Galván-Tejada Carlos E, Zanella-Calzada Laura A, Galván-Tejada Jorge I, Celaya-Padilla José M, Gamboa-Rosales Hamurabi, Garza-Veloz Idalia, Martinez-Fierro Margarita L
Unidad Académica de Ingeniería Eléctrica, Universidad Autónoma de Zacatecas, Jardín Juarez 147, Centro, 98000 Zacatecas, Zac, Mexico.
Facultad de Ciencias, Universidad Autónoma de San Luis Potosí, Lateral Av. Salvador Nava s/n., 78290 San Luis Potosí, SLP, Mexico.
Diagnostics (Basel). 2017 Feb 14;7(1):9. doi: 10.3390/diagnostics7010009.

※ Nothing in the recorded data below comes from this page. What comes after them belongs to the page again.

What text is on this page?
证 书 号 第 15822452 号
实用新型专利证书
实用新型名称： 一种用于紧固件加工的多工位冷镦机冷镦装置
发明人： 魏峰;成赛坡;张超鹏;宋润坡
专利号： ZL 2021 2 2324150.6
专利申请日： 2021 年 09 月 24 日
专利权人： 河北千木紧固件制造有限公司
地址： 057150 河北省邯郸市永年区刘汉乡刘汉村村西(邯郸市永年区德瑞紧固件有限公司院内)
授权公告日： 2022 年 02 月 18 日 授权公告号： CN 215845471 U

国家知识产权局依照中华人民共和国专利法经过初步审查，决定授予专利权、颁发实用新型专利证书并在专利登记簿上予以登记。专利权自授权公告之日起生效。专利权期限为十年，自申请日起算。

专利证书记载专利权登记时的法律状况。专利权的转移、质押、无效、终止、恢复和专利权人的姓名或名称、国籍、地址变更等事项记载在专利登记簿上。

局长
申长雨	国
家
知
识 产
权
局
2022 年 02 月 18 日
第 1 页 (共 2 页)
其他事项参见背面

Breast cancer is an important global health problem, and the most common type of cancer among women. Late diagnosis significantly decreases the survival rate of the patient; however, using mammography for early detection has been demonstrated to be a very important tool increasing the survival rate. The purpose of this paper is to obtain a multivariate model to classify benign and malignant tumor lesions using a computer-assisted diagnosis with a genetic algorithm in training and test datasets from mammography image features. A multivariate search was conducted to obtain predictive models with different approaches, in order to compare and validate results. The multivariate models were constructed using: Random Forest, Nearest centroid, and K-Nearest Neighbor (K-NN) strategies as cost function in a genetic algorithm applied to the features in the BCDR public databases. Results suggest that the two texture descriptor features obtained in the multivariate model have a similar or better prediction capability to classify the data outcome compared with the multivariate model composed of all the features, according to their fitness value. This model can help to reduce the workload of radiologists and present a second opinion in the classification of tumor lesions.
乳腺癌是一个重要的全球健康问题,也是女性中最常见的癌症类型。晚期诊断会显著降低患者的生存率;然而,使用乳房X光检查进行早期检测已被证明是提高生存率的一项非常重要的工具。本文的目的是通过在乳房X光图像特征的训练和测试数据集中使用遗传算法进行计算机辅助诊断,获得一个用于对良性和恶性肿瘤病变进行分类的多变量模型。进行了多变量搜索以使用不同方法获得预测模型,以便比较和验证结果。多变量模型是使用随机森林、最近质心和K近邻(K-NN)策略作为成本函数构建的,应用于BCDR公共数据库中的特征的遗传算法。结果表明,根据其适应度值,与由所有特征组成的多变量模型相比,多变量模型中获得的两个纹理描述符特征在对数据结果进行分类时具有相似或更好的预测能力。该模型有助于减轻放射科医生的工作量,并在肿瘤病变分类中提供第二种观点。